Geometria da discriminação: 'M8' leva à Netflix uma crítica feroz à microfísica do racismo

Nas raias da tensão, com um pé no fantástico, pelas vias da ancestralidade, longa de Jefferson De é mensageiro de vozes que clamam contra a intolerância

Por Rodrigo Fonseca - Especial para o Correio da Manhã

Mariana Nunes é a enfermeira Cida, que ajuda Maurício (Juan Paiva) a lidar com os fantasmas do racismo em 'M8'

 

Rezam as mitologias associadas ao ioruba que "Exu matou um pássaro ontem com uma pedra que só arremessou hoje", por ser uma esfera que gira e nunca para. Nessa lógica, ou melhor, nessa mística, "M8 - Quando a morte socorre a vida", de Jeferson De, hoje com destaque na Netflix, é um "filme exu", não apenas por congregar em sua narrativa a onipresença de uma luta secular - a do respeito às populações negras -, mas por servir de mensageiro a muitas vozes que clamam pelo fim da intolerância. O streaming agora lhe assegura o destaque justo.

É uma narrativa mensageira que saiu do Festival do Rio 2019 laureada duplamente (menção honrosa e com o prêmio do júri popular), numa dupla vitória que coroa seu elenco em estado de graça, com Mariana Nunes em seu apogeu. Não é um longa-metragem de digestão fácil - assim como nosso país -, o que faz dele uma experiência de ruminação... algo a ser absorvido aos poucos, pra doer, em sua percepção das microfísicas do racismo numa terra onde um estudante de Medicina é sempre discriminado por sua cor.

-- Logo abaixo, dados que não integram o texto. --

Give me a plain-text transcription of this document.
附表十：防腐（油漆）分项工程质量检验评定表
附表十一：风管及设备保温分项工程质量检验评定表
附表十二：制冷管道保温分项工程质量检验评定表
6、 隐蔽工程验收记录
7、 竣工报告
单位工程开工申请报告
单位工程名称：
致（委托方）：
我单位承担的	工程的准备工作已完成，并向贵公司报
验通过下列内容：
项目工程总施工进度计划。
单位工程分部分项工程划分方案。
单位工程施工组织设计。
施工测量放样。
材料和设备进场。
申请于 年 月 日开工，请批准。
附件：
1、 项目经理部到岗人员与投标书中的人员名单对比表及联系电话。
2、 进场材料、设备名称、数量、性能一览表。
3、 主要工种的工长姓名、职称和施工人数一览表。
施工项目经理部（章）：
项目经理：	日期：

Há ainda muitas camadas na cartografia de exclusão empreendida por seu realizador: fala-se da comunidade queer, de desequilíbrio de classes, da miopia das instituições de ensino em relação aos desajustes de classes, de solidões que se aguardam. Cida, personagem de Mariana, enfermeira que criou o filho sozinha, é quem vem expor o fardo de mulheres solitárias que, na maternidade, reinventam-se como guerreiras.

Num domínio pleno da direção, Jeferson transborda sua autoralidade, que vem lá de "Bróder" (2010), não só pela menção a grandes ícones das lutas raciais (a doce menção à escritora Conceição Evaristo é um dos sinais), como por sua habilidade de investigar vários vértices da geometria do Real, sempre do ângulo do desdém e do abandono político, indo e voltando às mesmas situações de modo a expor podridões institucionalizadas.

Baseada em um romance de Salomão Polakiewicz, a trama parecia ser algo próximo de "Morto Não Fala" (2018), ou seja, um rapaz que transita entre cadáveres consegue se comunicar com um deles. Parecia ser um devir exu num prisma mítico, metafísico, mas o universo temático de Jeferson é físico e ferido demais pra isso. O caminho de Jeferson é outro, bem distante da trilha do dito ExtraOrdinário (termo da moda na crítica, ligado a manifestações de situações misteriosas) das narrativas de gênero. É um drama de exumação de escoriações sociológicas que perduram desde o crime da escravidão.

Analisamos as dissonâncias do Brasil, guiados por Jeferson, com foco nas transformações na rotina do estudante Maurício (Juan Paiva, de uma retidão invejável), que cursa Medicina na UFRJ. Em meio à dissecação de um corpo no Fundão, para estudar sua anatomia, ele, ligado a religiões de matriz africanas, sente que a alma do tal corpo está por ali. Essa é a sensação inicial. E, de fato, há algo de errado com essa alma, associada a um corpo (negro) batizado de M8 - quem dá vida a essa figura, que se manifesta como assombração, é o ótimo Raphael Logam, da série "Impuros".

A inquietação de Maurício não é com encostos e sim com a injustiça social que reduziu aquela pessoa a uma sigla, sem um enterro, sem mãe para reclamar sua pertença. Mais do que isso, incomoda o fato de todos os corpos para estudo serem corpos negros, enquanto ele é a única pessoa que se identifica como preto de sua classe... quiçá de toda a universidade. Segue-se aí uma jornada de múltiplas vias.

Muitos ventos sacodem sua jornada, mas há uma brisa que o acolhe: a brisa dos conselhos de Cida, Mãe Coragem que faz Mariana Nunes botar o cinema brasileiro no bolso. E ainda tem cena dela com uma lenda morta da cultura pop brasileira: Pietro Mário (1939-2020). Eternizado como o Capitão Furacão na TV, o ator e dublador (voz de Tony Soprano no Brasil) brilha no papel do médico rico que é patrão de Cida e tutor-padrinho de Maurício. Ele foi um brilho que a fotografia construída por Cristiano Conceição valoriza bem, sem nunca incorrer em excessos.